One letter came from a woman with an eating disorder who's never seen a fashion magazine and has no idea what Mary Kate Olsen or Nicole Richie look like because she's been blind from birth. Another recounted how the shock of change can trigger relapse: "After pregnancy had, I thought, cured me of eating disorders, mine resurfaced shortly after Hurricane Katrina. I stopped eating when it became clear that we were going to be displaced for a while, and I lost more than ten pounds during the six weeks of our evacuation in Houston. Many things I thought were completely unrelated to my food issues are connected." Several letters contained family histories of eating disorders that began with grandfathers who continued restrictive eating patterns after being forced to starve during the Holocaust. Others traced the patterns of weight-obsession to fathers and brothers who were bodybuilders and wrestlers. One woman realized in the course of our correspondence that, when she was little, her father used to excuse himself every night during their after-dinner walks to vomit by the side of the road; his eating disorder was never diagnosed, but she'd been struggling with hers for years and only now connected the dots.

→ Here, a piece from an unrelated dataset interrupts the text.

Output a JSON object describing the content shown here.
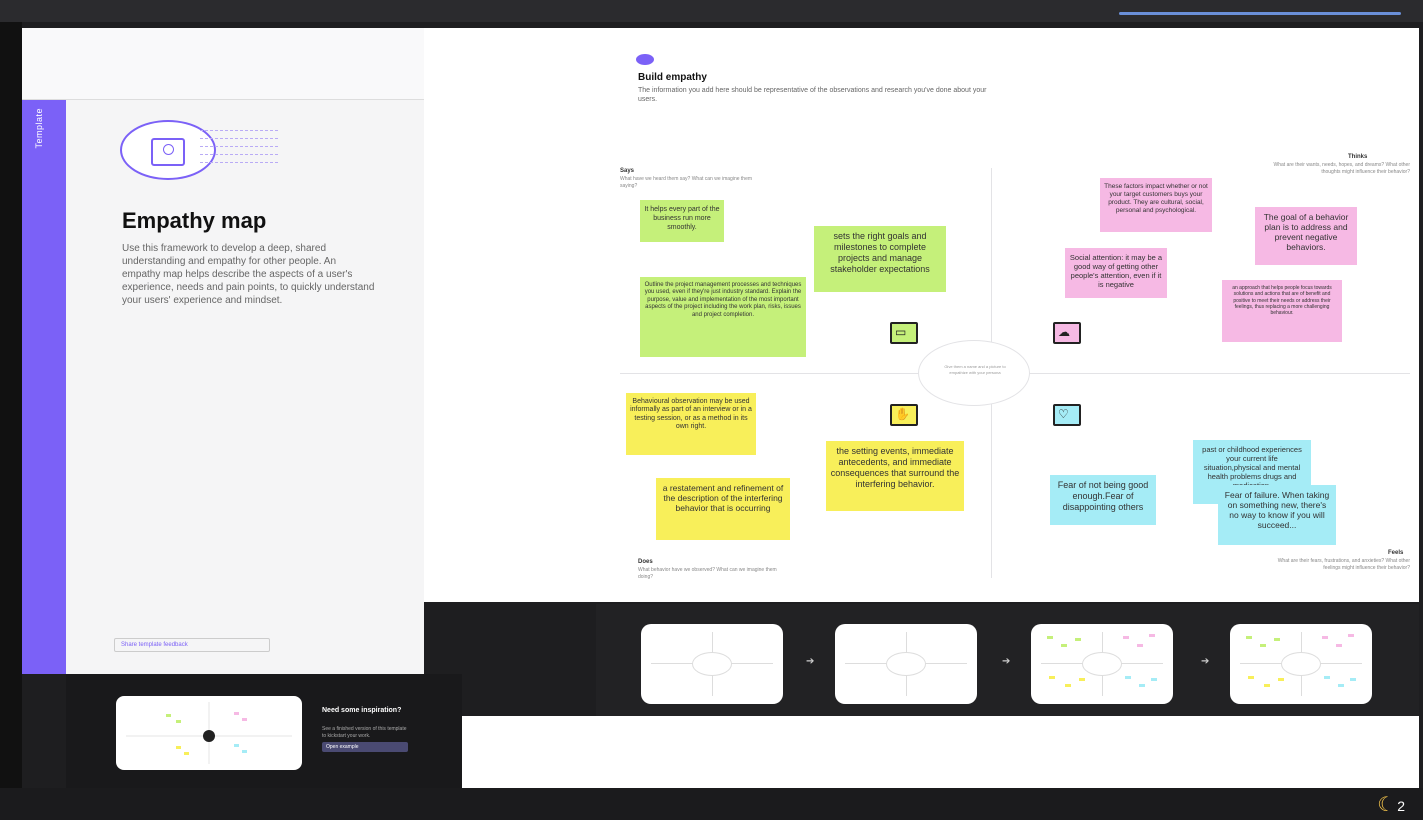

As I was researching Gaining, I discovered the enormous strides science is making both to identify the root causes of and to develop effective treatments for eating disorders. We now know that, globally, millions of women -- and men -- of every age, class, race, and culture suffer from these biologically based mental illnesses. All eating disorders can be fatal, and the longer they persist, the more damage they do to mind, body, and spirit. Eating disorders have a higher mortality rate than schizophrenia, alcoholism, or depression. Yet eating disorders receive only a fraction of the research funding that goes to these other conditions. And in most regions of the world, private insurance and government funding for treatment are not adequate to support the specialized care required to cure these illnesses. Why? The answer, in a word, is stigma.
The stigma that surrounds eating disorders paints them as trivial "girl problems," diets gone awry, adolescent rites of passage, or the acting out of juvenile rebels or "control freaks." Anorexia, bulimia, and binge-eating disorders are sensationalized by the media as celebrity spectacles. Even the medical profession, by and large, still dismisses disordered eating as a behavioral quirk and thus fails to recognize the serious psychological threat this behavior represents. Stigma suppresses funding and attention to eating-disorders research and is a primary obstacle to adequate treatment and prevention efforts.
The truth about eating disorders is more complex, more fascinating, and far more serious than most people realize. But those who have recovered realize it. Recovery gives us a golden opportunity to tell this truth, to voice our stories, and to break the stigma that surrounds one of the most disabling illnesses of our times.
I hope to inspire just this sort of activism with this blog.